Speaking before a room of wealthy liberal donors, Mr. Obama urged Democrats to remember the long, combative slog of his primary campaign against Hillary Clinton in 2008, arguing that the 16 month battle ultimately made him a stronger general election candidate.
“For those who get stressed about robust primaries, I just have to remind you I had a very robust primary,” he told the group of several hundred donors and organizational leaders in Washington. “I’m confident that at the end of the process we will have a candidate that has been tested.”
Yet, he also raised concerns about some of the liberal ideas being promoted by some candidates, citing health care and immigration as issues where the proposals may have gone further than public opinion.

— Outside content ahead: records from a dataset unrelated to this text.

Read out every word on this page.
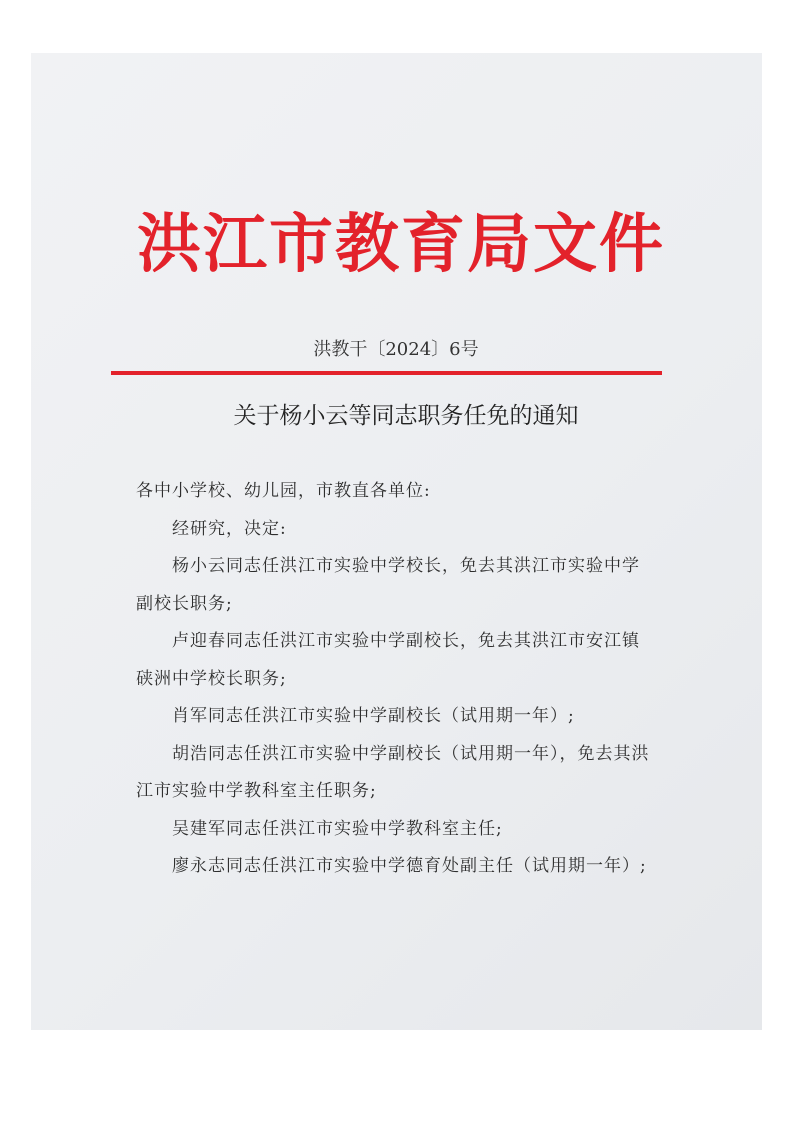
洪江市教育局文件
洪教干〔2024〕6号
关于杨小云等同志职务任免的通知

各中小学校、幼儿园，市教直各单位:

经研究，决定:

杨小云同志任洪江市实验中学校长，免去其洪江市实验中学副校长职务;

卢迎春同志任洪江市实验中学副校长，免去其洪江市安江镇硖洲中学校长职务;

肖军同志任洪江市实验中学副校长（试用期一年）;

胡浩同志任洪江市实验中学副校长（试用期一年），免去其洪江市实验中学教科室主任职务;

吴建军同志任洪江市实验中学教科室主任;

廖永志同志任洪江市实验中学德育处副主任（试用期一年）;
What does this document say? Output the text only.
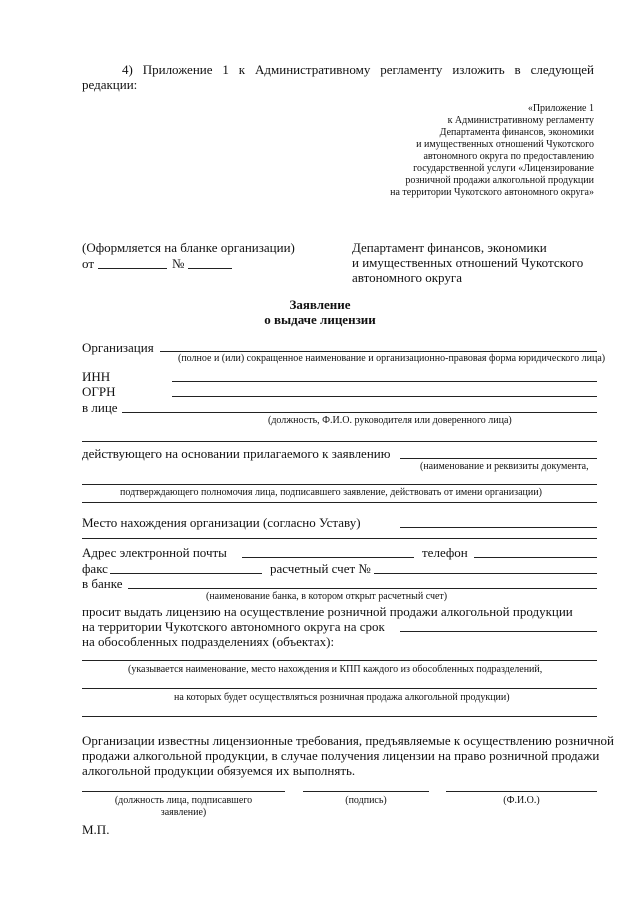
4) Приложение 1 к Административному регламенту изложить в следующей
редакции:
«Приложение 1
к Административному регламенту
Департамента финансов, экономики
и имущественных отношений Чукотского
автономного округа по предоставлению
государственной услуги «Лицензирование
розничной продажи алкогольной продукции
на территории Чукотского автономного округа»
(Оформляется на бланке организации)
от	№
Департамент финансов, экономики
и имущественных отношений Чукотского
автономного округа
Заявление
о выдаче лицензии
Организация
(полное и (или) сокращенное наименование и организационно-правовая форма юридического лица)
ИНН
ОГРН
в лице
(должность, Ф.И.О. руководителя или доверенного лица)
действующего на основании прилагаемого к заявлению
(наименование и реквизиты документа,
подтверждающего полномочия лица, подписавшего заявление, действовать от имени организации)
Место нахождения организации (согласно Уставу)
Адрес электронной почты	телефон
факс	расчетный счет №
в банке
(наименование банка, в котором открыт расчетный счет)
просит выдать лицензию на осуществление розничной продажи алкогольной продукции
на территории Чукотского автономного округа на срок
на обособленных подразделениях (объектах):
(указывается наименование, место нахождения и КПП каждого из обособленных подразделений,
на которых будет осуществляться розничная продажа алкогольной продукции)
Организации известны лицензионные требования, предъявляемые к осуществлению розничной
продажи алкогольной продукции, в случае получения лицензии на право розничной продажи
алкогольной продукции обязуемся их выполнять.
(должность лица, подписавшего
заявление)
(подпись)	(Ф.И.О.)
М.П.
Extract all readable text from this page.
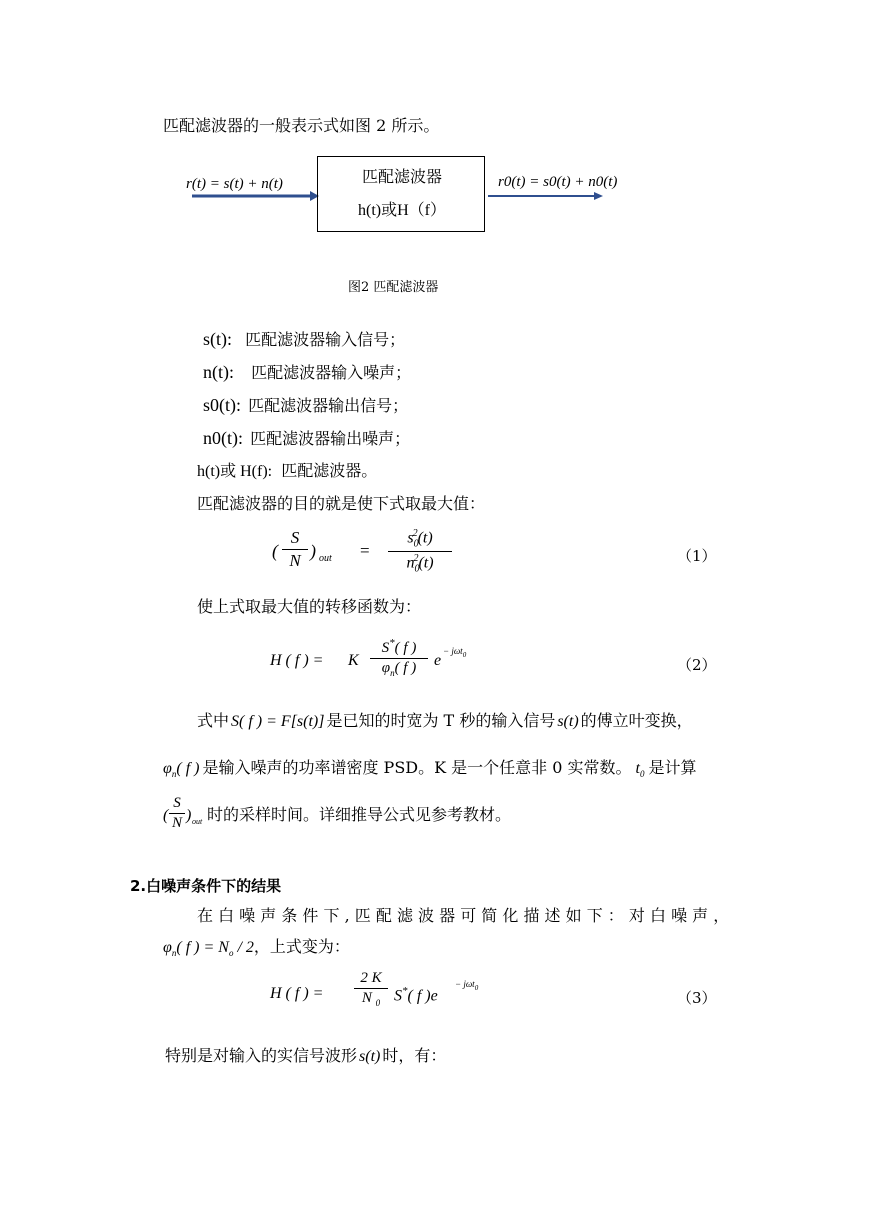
匹配滤波器的一般表示式如图 2 所示。
r(t) = s(t) + n(t)	匹配滤波器
h(t)或H（f）
r0(t) = s0(t) + n0(t)
图2 匹配滤波器
s(t): 匹配滤波器输入信号；
n(t): 匹配滤波器输入噪声；
s0(t): 匹配滤波器输出信号；
n0(t): 匹配滤波器输出噪声；
h(t)或 H(f): 匹配滤波器。
匹配滤波器的目的就是使下式取最大值：
(
S
N ) out =
$s_0^2(t)$
$n_0^2(t)$	（1）
使上式取最大值的转移函数为：
H ( f ) = K
S*( f )
$\varphi_n$( f )	e
− jωt$_0$
（2）
式中 S( f ) = F[s(t)] 是已知的时宽为 T 秒的输入信号 s(t) 的傅立叶变换，
$\varphi_n$( f ) 是输入噪声的功率谱密度 PSD。K 是一个任意非 0 实常数。 $t_0$ 是计算
(
S
N ) out 时的采样时间。详细推导公式见参考教材。
2.白噪声条件下的结果
在 白 噪 声 条 件 下 , 匹 配 滤 波 器 可 简 化 描 述 如 下 ： 对 白 噪 声 ，
$\varphi_n$( f ) = $N_o / 2$，上式变为：
H ( f ) =
2 K
N $_0$ S*( f )e
− jωt$_0$
（3）
特别是对输入的实信号波形 s(t) 时，有：
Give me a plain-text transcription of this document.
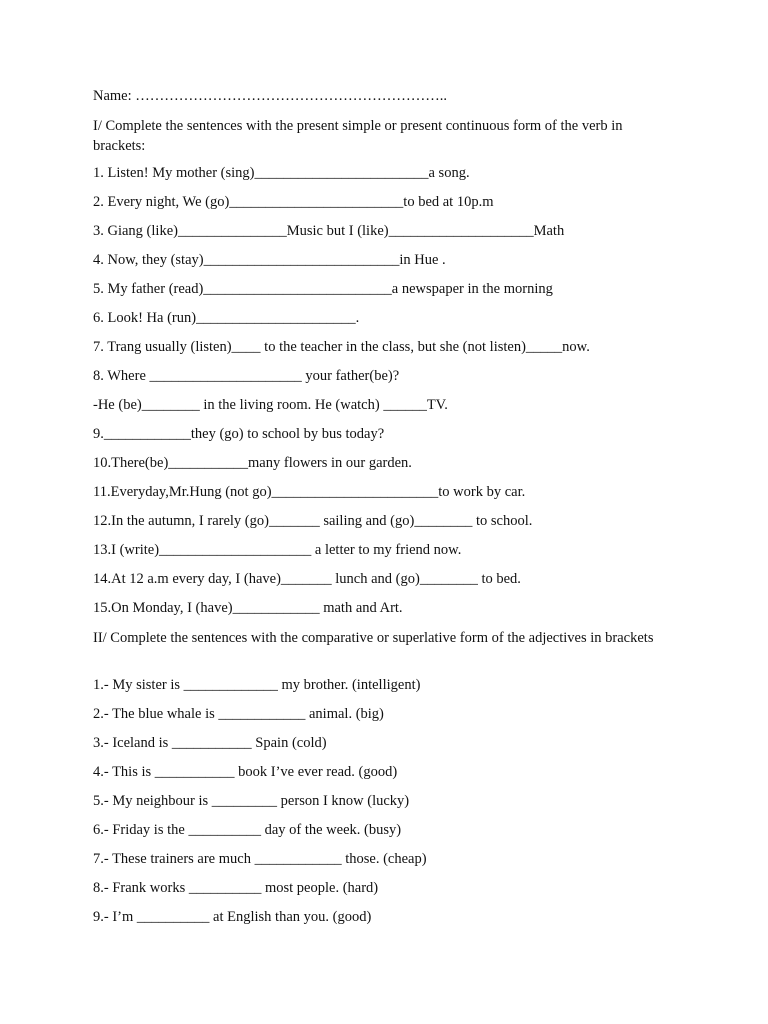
Name: ………………………………………………………..
I/ Complete the sentences with the present simple or present continuous form of the verb in brackets:
1. Listen! My mother (sing)________________________a song.
2. Every night, We (go)________________________to bed at 10p.m
3. Giang (like)_______________Music but I (like)____________________Math
4. Now, they (stay)___________________________in Hue .
5. My father (read)__________________________a newspaper in the morning
6. Look! Ha (run)______________________.
7. Trang usually (listen)____ to the teacher in the class, but she (not listen)_____now.
8. Where _____________________ your father(be)?
-He (be)________ in the living room. He (watch) ______TV.
9.____________they (go) to school by bus today?
10.There(be)___________many flowers in our garden.
11.Everyday,Mr.Hung (not go)_______________________to work by car.
12.In the autumn, I rarely (go)_______ sailing and (go)________ to school.
13.I (write)_____________________ a letter to my friend now.
14.At 12 a.m every day, I (have)_______ lunch and (go)________ to bed.
15.On Monday, I (have)____________ math and Art.
II/ Complete the sentences with the comparative or superlative form of the adjectives in brackets
1.- My sister is _____________ my brother. (intelligent)
2.- The blue whale is ____________ animal. (big)
3.- Iceland is ___________ Spain (cold)
4.- This is ___________ book I’ve ever read. (good)
5.- My neighbour is _________ person I know (lucky)
6.- Friday is the __________ day of the week. (busy)
7.- These trainers are much ____________ those. (cheap)
8.- Frank works __________ most people. (hard)
9.- I’m __________ at English than you. (good)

While Mr. Obama did not single out any specific primary candidate or policy proposal, he cautioned that the universe of voters that could support a Democratic candidate — Democrats, independents and moderate Republicans — are not driven by the same views reflected on “certain left-leaning Twitter feeds” or “the activist wing of our party.”
“Even as we push the envelope and we are bold in our vision we also have to be rooted in reality,” Mr. Obama said. “The average American doesn’t think we have to completely tear down the system and remake it.”
I have to say I agree with Obama. I think candidates should be focusing on the damage Trump has done and will continue to do if he gets a second term.
That’s all I have for you today. What stories are you following?